A nivel de alimentación, la prioridad es clara: llegar con energía disponible. Una estrategia habitual es aumentar la ingesta de hidratos de carbono el día previo para optimizar las reservas de glucógeno, que es el principal “combustible” en el fútbol. No se trata de hincharte a comer sin control, sino de priorizar alimentos fáciles de digerir como arroz, pasta, patata o fruta. Evitar comidas muy grasas o pesadas también ayuda a descansar mejor y a no tener molestias digestivas.
La hidratación empieza antes del partido, no el mismo día. Llegar bien hidratado puede evitar caídas de rendimiento importantes, ya que la deshidratación reduce la capacidad física y aumenta el riesgo de lesión.

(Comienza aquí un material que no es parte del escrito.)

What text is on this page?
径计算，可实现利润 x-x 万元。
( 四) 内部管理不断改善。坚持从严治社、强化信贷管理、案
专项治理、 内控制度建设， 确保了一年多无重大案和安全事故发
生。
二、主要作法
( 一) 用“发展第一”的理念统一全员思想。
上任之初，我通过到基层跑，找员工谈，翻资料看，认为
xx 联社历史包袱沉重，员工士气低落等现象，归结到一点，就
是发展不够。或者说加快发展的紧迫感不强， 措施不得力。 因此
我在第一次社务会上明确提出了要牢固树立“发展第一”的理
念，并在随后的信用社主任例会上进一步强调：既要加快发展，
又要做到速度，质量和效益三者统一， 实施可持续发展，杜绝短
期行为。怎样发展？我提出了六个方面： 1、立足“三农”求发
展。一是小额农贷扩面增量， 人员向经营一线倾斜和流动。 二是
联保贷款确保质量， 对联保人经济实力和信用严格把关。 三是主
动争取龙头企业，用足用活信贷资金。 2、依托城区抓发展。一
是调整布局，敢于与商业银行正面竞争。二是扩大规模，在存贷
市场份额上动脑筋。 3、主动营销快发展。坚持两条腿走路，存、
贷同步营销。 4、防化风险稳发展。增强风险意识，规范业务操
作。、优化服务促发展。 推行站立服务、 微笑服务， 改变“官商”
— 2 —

En cuanto al descanso, intenta respetar horarios y facilitar un sueño de calidad. Evita pantallas intensas y estimulantes antes de dormir y no hagas cenas copiosas justo antes de acostarte, ya que pueden empeorar el descanso. Dormir bien no es un extra, es parte del rendimiento.
A nivel de movimiento, el día previo no es para machacarte. Es más interesante realizar una sesión ligera: activación, movilidad, algo de técnica y sensaciones. El objetivo es llegar fresco, no fatigado.
Ahora bien, esto no es una norma rígida. Cada futbolista responde diferente según su contexto: horario del partido, carga semanal, nivel competitivo o incluso preferencias personales. Lo importante no es copiar rutinas, sino construir la tuya propia.
Porque el rendimiento no depende de hacer más cosas, sino de hacer bien lo básico… de forma consistente.